Coat of arms of the Barony of Bedford
The first mention of land at Aspley Guise comes, not in Domesday Book, but in a charter of King Edgar of 969 when the parish is said to contain 15 hides. In the Domesday Book of 1086 the overlord of Aspley was Hugh de Beauchamp, later Baron of Bedford. The manor remained under the overlordship of the Barony of Bedford until it is last mentioned in the 16th century.
The tenant of the manor at Domesday Book was one Acard de Ivri. No trace of the tenancy is then found in the historical record until 1203 when the tenant under the overlordship of the Barony of Bedford was Guy de Valery, it is known that de was a great-grandson of Ralph de Ivri, who was a contemporary of Acard de Ivri. Guy was succeeded by his son Reginald from whom the infamous Falkes de Breaute, "Robber Baron of Bedford Castle" held the manor for a fixed term. In 1225 de Breaute's estates were confiscated and the remainder of the term of the sub-lease was given to Henry Capella by King Henry III (1216-1271).

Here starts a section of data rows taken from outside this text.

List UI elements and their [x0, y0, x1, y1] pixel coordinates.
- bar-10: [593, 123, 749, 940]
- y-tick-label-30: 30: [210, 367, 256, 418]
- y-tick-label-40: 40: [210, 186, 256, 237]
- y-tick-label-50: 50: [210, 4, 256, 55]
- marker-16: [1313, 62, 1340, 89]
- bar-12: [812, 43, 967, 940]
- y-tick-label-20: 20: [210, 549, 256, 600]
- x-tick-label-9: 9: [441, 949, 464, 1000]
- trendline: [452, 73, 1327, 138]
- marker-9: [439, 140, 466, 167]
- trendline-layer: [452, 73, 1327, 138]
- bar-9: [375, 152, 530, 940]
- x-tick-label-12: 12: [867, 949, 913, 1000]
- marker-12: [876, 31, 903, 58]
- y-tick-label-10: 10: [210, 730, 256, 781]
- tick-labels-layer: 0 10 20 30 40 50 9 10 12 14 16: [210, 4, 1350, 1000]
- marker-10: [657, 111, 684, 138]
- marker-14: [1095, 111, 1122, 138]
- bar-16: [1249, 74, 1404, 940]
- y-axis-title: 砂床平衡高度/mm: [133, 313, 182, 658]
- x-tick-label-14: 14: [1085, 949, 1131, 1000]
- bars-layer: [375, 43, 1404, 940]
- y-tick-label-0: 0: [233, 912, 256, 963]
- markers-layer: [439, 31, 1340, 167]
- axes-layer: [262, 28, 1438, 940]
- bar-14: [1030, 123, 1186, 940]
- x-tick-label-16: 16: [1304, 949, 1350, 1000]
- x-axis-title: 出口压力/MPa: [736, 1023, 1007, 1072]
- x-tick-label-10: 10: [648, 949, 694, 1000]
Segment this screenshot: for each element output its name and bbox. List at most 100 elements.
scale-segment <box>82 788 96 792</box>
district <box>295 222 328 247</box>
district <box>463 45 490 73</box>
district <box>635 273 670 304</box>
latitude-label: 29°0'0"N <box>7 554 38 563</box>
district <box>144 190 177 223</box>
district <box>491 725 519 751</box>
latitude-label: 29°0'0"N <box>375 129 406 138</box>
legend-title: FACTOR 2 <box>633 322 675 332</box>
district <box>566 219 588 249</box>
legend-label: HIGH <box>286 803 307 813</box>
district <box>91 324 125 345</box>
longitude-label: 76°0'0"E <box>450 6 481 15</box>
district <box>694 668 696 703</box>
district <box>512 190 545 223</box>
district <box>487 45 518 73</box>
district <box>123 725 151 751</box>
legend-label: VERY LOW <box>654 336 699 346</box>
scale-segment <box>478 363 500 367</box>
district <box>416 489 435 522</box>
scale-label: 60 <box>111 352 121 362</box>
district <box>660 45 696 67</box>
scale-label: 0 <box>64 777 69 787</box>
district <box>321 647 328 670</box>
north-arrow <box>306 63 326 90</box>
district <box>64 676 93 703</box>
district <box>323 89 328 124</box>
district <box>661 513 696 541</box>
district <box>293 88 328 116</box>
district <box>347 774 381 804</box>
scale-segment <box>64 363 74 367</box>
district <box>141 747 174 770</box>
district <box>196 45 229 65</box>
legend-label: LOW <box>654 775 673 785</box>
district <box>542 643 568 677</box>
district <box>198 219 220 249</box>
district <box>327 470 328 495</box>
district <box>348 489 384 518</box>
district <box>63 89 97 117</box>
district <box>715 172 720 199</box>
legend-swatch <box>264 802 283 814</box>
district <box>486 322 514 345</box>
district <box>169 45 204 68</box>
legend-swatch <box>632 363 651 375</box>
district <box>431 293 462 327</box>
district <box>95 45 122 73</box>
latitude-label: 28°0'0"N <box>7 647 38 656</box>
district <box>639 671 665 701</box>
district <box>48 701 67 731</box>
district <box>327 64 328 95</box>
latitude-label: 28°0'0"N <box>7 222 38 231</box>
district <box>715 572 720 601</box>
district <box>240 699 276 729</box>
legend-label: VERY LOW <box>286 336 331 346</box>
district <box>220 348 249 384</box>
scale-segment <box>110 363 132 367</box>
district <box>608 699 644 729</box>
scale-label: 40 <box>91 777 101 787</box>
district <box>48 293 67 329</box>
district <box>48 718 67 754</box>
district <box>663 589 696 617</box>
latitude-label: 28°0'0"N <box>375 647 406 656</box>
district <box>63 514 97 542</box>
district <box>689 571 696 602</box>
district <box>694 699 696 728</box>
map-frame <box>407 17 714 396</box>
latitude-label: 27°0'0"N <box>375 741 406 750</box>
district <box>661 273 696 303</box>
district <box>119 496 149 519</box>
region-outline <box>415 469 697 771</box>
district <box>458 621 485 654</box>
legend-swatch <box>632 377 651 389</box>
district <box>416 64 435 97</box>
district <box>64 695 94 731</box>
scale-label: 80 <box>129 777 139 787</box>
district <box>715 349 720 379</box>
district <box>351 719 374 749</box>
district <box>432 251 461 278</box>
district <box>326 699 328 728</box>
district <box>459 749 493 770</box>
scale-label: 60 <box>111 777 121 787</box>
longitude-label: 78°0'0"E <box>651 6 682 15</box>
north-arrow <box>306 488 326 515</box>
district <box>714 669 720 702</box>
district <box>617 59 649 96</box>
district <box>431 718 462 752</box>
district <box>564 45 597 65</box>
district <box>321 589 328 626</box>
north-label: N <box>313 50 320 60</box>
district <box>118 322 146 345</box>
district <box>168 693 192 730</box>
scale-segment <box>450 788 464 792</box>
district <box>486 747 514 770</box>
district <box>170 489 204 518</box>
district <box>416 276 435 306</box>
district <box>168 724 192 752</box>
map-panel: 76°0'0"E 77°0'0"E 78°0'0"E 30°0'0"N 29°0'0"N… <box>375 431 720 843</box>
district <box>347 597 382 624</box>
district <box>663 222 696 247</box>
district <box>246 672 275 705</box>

In 1227 Reginald de Valery released the manor to Hubert de Burgh, Earl of Kent and Justiciar of England. Hubert fell from favour with the young King Henry III, for whom he acted as regent, and his enemies at court managed his imprisonment in 1332 at which time Aspley Manor was confiscated and granted, the folowing year, to Robert Passelewe. In 1234 de Burgh's estates, including Aspley, were restored. He died in 1243 and his widow, who succeeded him, died in 1259, Aspley passing to his son by a former wife, John.
The Guise family coat of arms
By 1267 John de Burgh had subinfeudated (basically, sublet) Aspley to Anselm de Gyse or Guise, from whom the village takes part of its name. John de Burgh died without a son and the tenancy of Aspley under the overlordship of the Barony of Bedford passed to his daughter Hawise, wife of Robert de Gresley. Their daughter Joan married John de la Warr and Aspley Manor was in their hands by the middle of the 14th century. After this date the descendants of Hubert de Burgh seem to have no further interest in the manor, their former tenants, the de Gyses, holding Aspley directly from the Barony of Bedford. Anselm de Gyse died in 1295. The manor remained in the family, first being called Aspley Guise Manor in 1375, until 1540 when John Gyse exchanged Aspley Guise for lands in Gloucestershire, near his estates at Elmore.
In 1541 Henry VIII (1509-1547) annexed Aspley Guise to his newly created Honour of Ampthill, the Crown thus replacing the Barony of Bedford as overlord. In 1560 military engineer Sir Richard Lee was granted Aspley Guise Manor by Queen Elizabeth (1558-1603).
The Sadleir family coat of arms
Lee's youngest daughter Anne married Edward Sadleir and bought Aspley Guise Manor to the marriage as her portion. After Sadleir's death she married Ralph Norwich with whom, in 1591, she alienated Aspley Guise to Francis Bury. Bury's daughter succeeded him and married Thomas Lee Sadleir, grandson of Edward Sadleir and Anne, thus bringing the manor back into the Sadleir family, where it stayed until Richard Vernon Sadleir died without issue in 1810. His sister Ursula, wife of Edmund Moody succeeded him and the manor remained in the Moody family into the 20th century. A succession of Law of Property Acts in the 1920s abolished manorial fines and incidents as well as copyhold land tenure, thus abolishing manors in practically all but name.